Tarım ve Orman Bakanlığı, gıda işletmelerinin uyması gereken kuralları içeren "Türk Gıda Kodeksi Gıda Etiketleme ve Tüketicileri Bilgilendirme Yönetmeliği Kılavuzu"nu güncelledi.
AA muhabirinin derlediği bilgilere göre kılavuzda, gıda ambalajlarının temel görsellerine yönelik düzenlemeler yapıldı.
Buna göre, gıdaların etiket, reklam, broşür ve internet sayfalarında kullanılan resimler ve örnekli gösterimlerin, tüketiciler üzerinde gıdanın adından ve diğer açıklayıcı ifadelerden daha etkili olabileceği değerlendirildi. Bu kapsamda, söz konusu resim ve gösterimler, tüketiciyi yanıltıcı terim ve ifadelerle aynı kapsamda inceleme ve kontrole tabi tutulacak.
Arka plandaki gösterimler ve resimler, gıdanın çeşidi, bileşimi, kalitesi veya menşei açısından tüketiciyi yanıltmayacak şekilde bulunacak.
Üretiminde gıda bileşeni yerine tamamen aroma verici kullanılan bir gıdanın etiketinde, o gıda bileşeninin gerçek görseli kullanılamayacak. Gıdanın aromalı olduğu görüş alanına yazılacak.
Meyve, sebze veya baharat gibi ürünlerin etiketinde gerçek görsele yer verilmesi için tadı verenin aroma yerine söz konusu ürünler olması gerekecek.
Örneğin, çilek veya şeftali içeren, bu meyvelerden daha çok aroma verici kullanılan bir gıdada, öne çıkartılacak şekilde çilek veya şeftali görseline yer verilemeyecek.
Özel mevzuatı gereği gıdanın adında "aromalı" ifadesi geçmesine rağmen ürün bileşeninde aromadan fazla miktarda meyve, sebze ve baharat bulunması halinde gerçek gıda görseli kullanılabilecek.
"Doğal" teriminin kullanımına düzenleme
Üretiminin bazı aşamaları elle gerçekleştirilmeyen gıdalarda "el yapımı" ifadesi yalnızca üretimin elle yapılan aşamasına ait olacak.
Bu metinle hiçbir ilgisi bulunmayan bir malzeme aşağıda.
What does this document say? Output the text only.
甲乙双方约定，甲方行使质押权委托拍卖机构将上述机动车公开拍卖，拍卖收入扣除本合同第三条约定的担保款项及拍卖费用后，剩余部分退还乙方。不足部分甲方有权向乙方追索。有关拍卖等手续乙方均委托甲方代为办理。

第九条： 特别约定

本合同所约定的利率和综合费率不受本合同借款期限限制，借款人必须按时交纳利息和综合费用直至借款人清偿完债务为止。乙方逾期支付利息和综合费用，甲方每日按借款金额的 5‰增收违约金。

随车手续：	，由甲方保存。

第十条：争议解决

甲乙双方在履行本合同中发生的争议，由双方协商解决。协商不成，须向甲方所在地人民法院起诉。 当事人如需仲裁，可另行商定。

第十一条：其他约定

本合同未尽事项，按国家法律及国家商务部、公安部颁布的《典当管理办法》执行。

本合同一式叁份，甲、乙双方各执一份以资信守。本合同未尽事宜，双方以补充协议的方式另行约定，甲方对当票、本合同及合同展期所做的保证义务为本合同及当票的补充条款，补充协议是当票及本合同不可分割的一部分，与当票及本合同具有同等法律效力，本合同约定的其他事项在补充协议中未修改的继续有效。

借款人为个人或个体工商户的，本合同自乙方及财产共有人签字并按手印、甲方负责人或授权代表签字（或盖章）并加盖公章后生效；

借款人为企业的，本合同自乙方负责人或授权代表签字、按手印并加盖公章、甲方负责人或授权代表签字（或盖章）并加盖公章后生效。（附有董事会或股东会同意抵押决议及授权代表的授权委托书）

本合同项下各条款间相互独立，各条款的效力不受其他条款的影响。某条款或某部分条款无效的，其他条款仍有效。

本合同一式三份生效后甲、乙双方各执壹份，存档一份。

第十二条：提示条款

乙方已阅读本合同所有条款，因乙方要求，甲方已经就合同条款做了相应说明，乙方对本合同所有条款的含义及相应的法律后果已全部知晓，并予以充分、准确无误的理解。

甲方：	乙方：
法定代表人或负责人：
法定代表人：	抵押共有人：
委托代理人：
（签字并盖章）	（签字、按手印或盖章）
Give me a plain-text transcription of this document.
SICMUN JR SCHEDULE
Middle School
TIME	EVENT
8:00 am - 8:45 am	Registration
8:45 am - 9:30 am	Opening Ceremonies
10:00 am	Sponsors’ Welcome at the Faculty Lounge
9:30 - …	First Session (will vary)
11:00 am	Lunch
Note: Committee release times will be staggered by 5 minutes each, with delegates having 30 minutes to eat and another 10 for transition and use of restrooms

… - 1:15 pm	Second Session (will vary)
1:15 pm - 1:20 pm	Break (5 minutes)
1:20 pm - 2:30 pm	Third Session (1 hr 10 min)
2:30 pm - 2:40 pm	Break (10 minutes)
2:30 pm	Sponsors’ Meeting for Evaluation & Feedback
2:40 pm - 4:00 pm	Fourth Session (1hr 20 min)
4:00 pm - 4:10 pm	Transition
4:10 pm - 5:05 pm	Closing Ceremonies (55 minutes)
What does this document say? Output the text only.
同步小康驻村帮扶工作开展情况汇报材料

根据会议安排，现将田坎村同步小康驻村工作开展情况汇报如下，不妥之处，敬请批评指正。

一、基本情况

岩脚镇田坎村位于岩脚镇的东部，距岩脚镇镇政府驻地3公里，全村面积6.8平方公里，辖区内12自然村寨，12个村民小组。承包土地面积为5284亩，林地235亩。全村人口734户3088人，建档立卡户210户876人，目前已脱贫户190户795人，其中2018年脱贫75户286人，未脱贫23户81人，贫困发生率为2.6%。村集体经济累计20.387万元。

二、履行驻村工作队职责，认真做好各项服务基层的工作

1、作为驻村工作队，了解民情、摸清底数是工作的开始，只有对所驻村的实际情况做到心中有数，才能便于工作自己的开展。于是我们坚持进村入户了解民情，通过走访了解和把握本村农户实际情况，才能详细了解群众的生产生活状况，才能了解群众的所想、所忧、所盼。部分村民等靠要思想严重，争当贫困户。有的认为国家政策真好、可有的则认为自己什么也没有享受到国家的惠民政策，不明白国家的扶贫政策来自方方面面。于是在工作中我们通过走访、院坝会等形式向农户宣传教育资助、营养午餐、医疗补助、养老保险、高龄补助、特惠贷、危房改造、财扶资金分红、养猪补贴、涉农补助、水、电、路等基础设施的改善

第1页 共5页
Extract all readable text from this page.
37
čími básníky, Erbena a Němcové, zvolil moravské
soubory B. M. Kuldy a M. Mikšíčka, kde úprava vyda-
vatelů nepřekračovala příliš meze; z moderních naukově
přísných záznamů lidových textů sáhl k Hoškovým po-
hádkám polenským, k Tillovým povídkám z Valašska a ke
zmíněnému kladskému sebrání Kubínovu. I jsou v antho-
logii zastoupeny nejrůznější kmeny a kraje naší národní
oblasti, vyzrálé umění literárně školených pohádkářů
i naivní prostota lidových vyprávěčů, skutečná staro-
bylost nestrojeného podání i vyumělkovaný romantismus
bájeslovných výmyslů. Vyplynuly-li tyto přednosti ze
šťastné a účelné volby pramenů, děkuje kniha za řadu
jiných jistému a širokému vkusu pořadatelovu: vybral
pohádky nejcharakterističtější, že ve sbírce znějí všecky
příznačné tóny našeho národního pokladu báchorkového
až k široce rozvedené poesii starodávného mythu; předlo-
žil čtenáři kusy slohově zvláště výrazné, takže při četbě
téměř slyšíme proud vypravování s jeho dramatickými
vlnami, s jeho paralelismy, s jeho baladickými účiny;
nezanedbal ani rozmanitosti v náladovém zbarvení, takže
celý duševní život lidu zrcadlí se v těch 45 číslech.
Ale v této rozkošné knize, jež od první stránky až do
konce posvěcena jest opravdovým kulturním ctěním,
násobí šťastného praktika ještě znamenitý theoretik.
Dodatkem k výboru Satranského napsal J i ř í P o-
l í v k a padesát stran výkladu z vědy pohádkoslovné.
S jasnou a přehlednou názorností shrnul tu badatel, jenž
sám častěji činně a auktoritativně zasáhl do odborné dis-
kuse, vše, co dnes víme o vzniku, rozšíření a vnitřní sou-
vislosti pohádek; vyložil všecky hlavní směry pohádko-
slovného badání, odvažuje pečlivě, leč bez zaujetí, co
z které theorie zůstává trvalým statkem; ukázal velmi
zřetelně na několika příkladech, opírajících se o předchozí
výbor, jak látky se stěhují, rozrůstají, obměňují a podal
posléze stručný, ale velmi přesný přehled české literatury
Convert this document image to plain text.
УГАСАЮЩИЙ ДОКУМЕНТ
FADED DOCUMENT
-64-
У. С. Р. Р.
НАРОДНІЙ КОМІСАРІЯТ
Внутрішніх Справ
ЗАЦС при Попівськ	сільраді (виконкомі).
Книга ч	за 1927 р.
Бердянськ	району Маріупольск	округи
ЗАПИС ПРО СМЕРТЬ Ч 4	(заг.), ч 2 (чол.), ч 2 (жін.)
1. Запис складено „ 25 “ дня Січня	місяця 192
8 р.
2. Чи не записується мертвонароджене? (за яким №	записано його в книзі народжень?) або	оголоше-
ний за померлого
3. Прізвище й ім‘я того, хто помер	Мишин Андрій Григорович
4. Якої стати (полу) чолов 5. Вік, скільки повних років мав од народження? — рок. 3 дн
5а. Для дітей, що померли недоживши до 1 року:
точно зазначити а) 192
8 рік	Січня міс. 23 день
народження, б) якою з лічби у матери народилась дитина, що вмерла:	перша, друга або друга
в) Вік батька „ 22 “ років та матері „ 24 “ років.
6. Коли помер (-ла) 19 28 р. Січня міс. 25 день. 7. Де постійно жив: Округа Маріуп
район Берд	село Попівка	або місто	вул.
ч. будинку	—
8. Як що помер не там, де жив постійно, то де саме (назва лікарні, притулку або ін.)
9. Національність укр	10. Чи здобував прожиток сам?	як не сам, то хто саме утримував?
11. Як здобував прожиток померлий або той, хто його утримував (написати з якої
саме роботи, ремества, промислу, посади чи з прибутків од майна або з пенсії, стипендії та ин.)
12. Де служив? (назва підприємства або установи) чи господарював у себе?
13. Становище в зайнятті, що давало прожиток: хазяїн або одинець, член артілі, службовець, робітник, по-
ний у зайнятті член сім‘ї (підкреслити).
Örneğin, bir üretici hamuru elinde yoğurmuyor ancak yufkaları elinde açıyorsa "el yapımı" ifadesi kullanılabilecek. Ancak yaprak sarmasında bazı işlemler elde yapılmış olmasına rağmen sarma işlemi makinede gerçekleştiriliyorsa bu ifadeye yer verilmesi doğru olmayacak.
Kılavuzda "doğal" teriminin kullanımına ilişkin de düzenleme yapıldı. Üretimi için gerekli olan kültür ve enzimler dışında bileşen kullanılmamış, sade veya aromalandırılmamış süt ürünleri "doğal" olarak tanımlanacak. Bu kapsamda yoğurt, kefir gibi süt ürünleri de "doğal" olarak değerlendirilecek.
Ancak "yüzde 100 doğal", "gerçek doğal", "hakiki doğal", "en doğal" gibi ifadeler kullanılamayacak.